5. Make adjustments to insure effective fiber requirements are being met. In high producing cows or feedlot cattle on high energy diets, it is difficult to balance fiber requirements because of the increase in energy density needed to meet energy requirements for maximum production. We make adjustments to insure that diet eNDF is a minimum of 20% in lactating cows and replacement heifers. As much as 25% eNDF may be required to maintain an adequate rumen pH, depending on feeding management.
6. Balance the rumen for nitrogen. Feeds such as soybean meal that are high in degradable true protein are added until ruminal peptide needs are met if amino acids are expected to be deficient; they are required for optimal fermentation of nonstructural carbohydrates. Then adjust remaining ruminal nitrogen requirements with feeds high in NPN or soluble protein until ammonia needs are met. In addition to maximizing microbial amino acids supplied, the total tract digestion of both fiber and starch are dependent on the extent of ruminal fermentation.

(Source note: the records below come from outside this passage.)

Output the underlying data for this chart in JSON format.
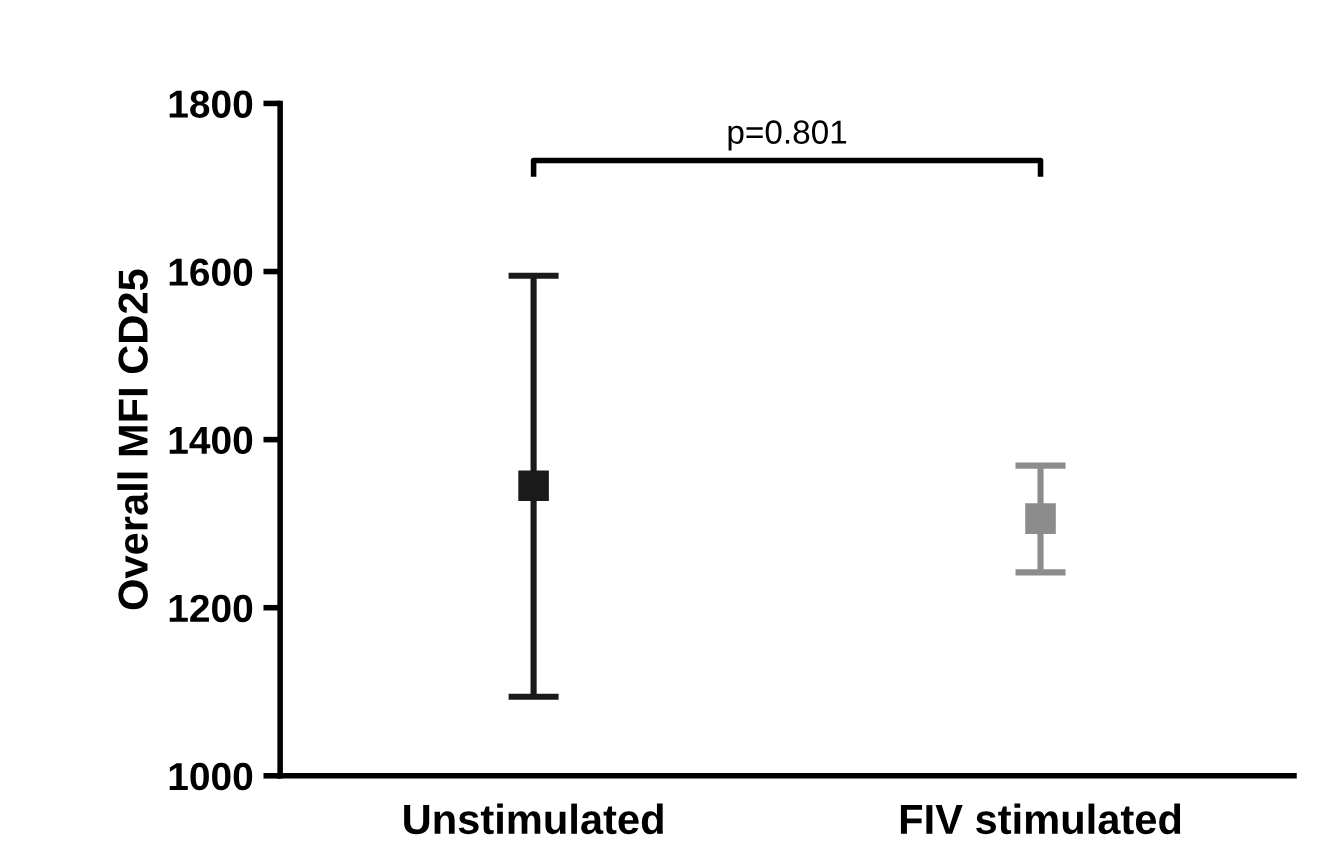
{
  "chart_data": {
    "type": "scatter",
    "ylabel": "Overall MFI CD25",
    "categories": [
      "Unstimulated",
      "FIV stimulated"
    ],
    "values": [
      1345,
      1306
    ],
    "colors": [
      "#1a1a1a",
      "#8c8c8c"
    ],
    "errors": [
      [
        1094,
        1595
      ],
      [
        1242,
        1369
      ]
    ],
    "marker": "square",
    "grid": false,
    "legend": false,
    "ylim": [
      1000,
      1800
    ],
    "yticks": [
      1000,
      1200,
      1400,
      1600,
      1800
    ],
    "annotations": [
      "p=0.801"
    ]
  }
}
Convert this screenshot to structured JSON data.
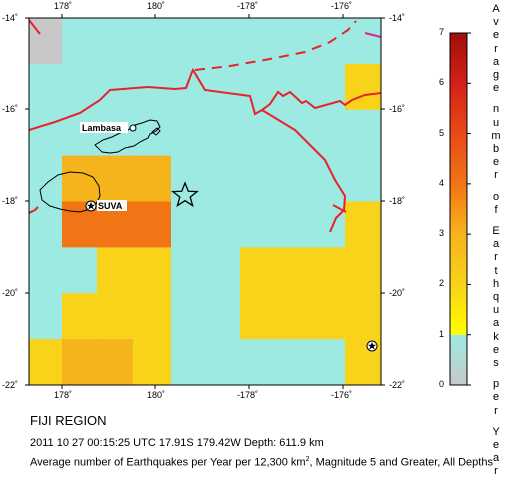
{
  "map": {
    "region_title": "FIJI REGION",
    "event_line": "2011 10 27 00:15:25 UTC 17.91S 179.42W Depth: 611.9 km",
    "description": {
      "prefix": "Average number of Earthquakes per Year per 12,300 km",
      "superscript": "2",
      "suffix": ", Magnitude 5 and Greater, All Depths"
    },
    "x_tick_labels": [
      "178˚",
      "180˚",
      "-178˚",
      "-176˚"
    ],
    "y_tick_labels": [
      "-14˚",
      "-16˚",
      "-18˚",
      "-20˚",
      "-22˚"
    ],
    "place_labels": {
      "lambasa": "Lambasa",
      "suva": "SUVA"
    },
    "grid_rates": [
      [
        0.0,
        0.5,
        0.5,
        0.5,
        0.5,
        0.5,
        0.5,
        0.5,
        0.5
      ],
      [
        0.5,
        0.5,
        0.5,
        0.5,
        0.5,
        0.5,
        0.5,
        0.5,
        1.5
      ],
      [
        0.5,
        0.5,
        0.5,
        0.5,
        0.5,
        0.5,
        0.5,
        0.5,
        0.5
      ],
      [
        0.5,
        2.5,
        2.5,
        2.5,
        0.5,
        0.5,
        0.5,
        0.5,
        0.5
      ],
      [
        0.5,
        3.5,
        3.5,
        3.5,
        0.5,
        0.5,
        0.5,
        0.5,
        1.5
      ],
      [
        0.5,
        0.5,
        2.0,
        2.0,
        0.5,
        0.5,
        1.5,
        1.5,
        1.5
      ],
      [
        0.5,
        1.5,
        1.5,
        2.0,
        0.5,
        0.5,
        1.5,
        1.5,
        1.5
      ],
      [
        1.5,
        2.5,
        2.5,
        1.5,
        0.5,
        0.5,
        0.5,
        0.5,
        2.0
      ]
    ],
    "colors": {
      "plate_boundary": "#e8222a",
      "coastline": "#000000",
      "spreading_ridge": "#e0208a"
    }
  },
  "legend": {
    "title_words": [
      "Average",
      "number",
      "of",
      "Earthquakes",
      "per",
      "Year"
    ],
    "tick_labels": [
      "0",
      "1",
      "2",
      "3",
      "4",
      "5",
      "6",
      "7"
    ],
    "range": [
      0,
      7
    ],
    "color_stops": [
      {
        "value": 0,
        "color": "#c8c8c8"
      },
      {
        "value": 1,
        "color": "#9ceae2"
      },
      {
        "value": 1.01,
        "color": "#ffff00"
      },
      {
        "value": 2,
        "color": "#f9d21a"
      },
      {
        "value": 3,
        "color": "#f6b41c"
      },
      {
        "value": 4,
        "color": "#f17515"
      },
      {
        "value": 5,
        "color": "#e84a17"
      },
      {
        "value": 6,
        "color": "#d42118"
      },
      {
        "value": 7,
        "color": "#a00e0a"
      }
    ]
  },
  "markers": {
    "epicenter_icon": "star-outline-icon",
    "city_icon": "star-in-circle-icon"
  }
}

7. Balance the animal's metabolizable protein (MP) requirements. This component represents an aggregate of nonessential amino acids and essential amino acids. The MP requirement is determined by the animal type and the energy allowable gain or milk production. The adequacy of the diet to meet these requirements will depend on microbial protein produced from structural and nonstructural carbohydrate fermentation and feed protein escaping fermentation. If MP balance appears to be unreasonable, we check first the starch (Carbohydrate B1) digestion rates, using the ranges and descriptions in the CNCPS help system or users manual. Altering the amount of degradable starch will also alter the peptide and total rumen N balance, because of altered microbial growth. Often the most economical way to increase MP supply is to increase microbial protein production by adding highly degradable sources of starch, such as processed grains. Further adjustments are made with feeds high in slowly degraded or rumen escape (bypass) protein (low protein B2 digestion rates; see the CNCPS or NRC feed libraries).
8. Compare essential amino acids supplied to requirements. This is last to be adjusted, because the amino acid balance is affected by changes made in all of the above. The NRC and CNCPS models give recommended ratios for methionine and lysine in the intestines, because they are most often the first limiting in milk production. Essential amino acid balances can be estimated within the structure of the CNCPS because the effects of the interactions of intake, digestion and passage rates on microbial yield, available undegraded feed protein and estimates of their amino acid composition can be predicted along with microbial, body tissue and milk amino acid composition. The development of more accurate feed composition and digestion rates, and more mechanistic approaches to predicting utilization of absorbed amino acids will result in improved predictability of diet amino acid adequacy for cattle. Sources of first limiting essential amino acids are adjusted where practical to improve the amino acid profile. Efficiency of nitrogen use will improve as the suite of essential amino acids supplied better matches that of requirements.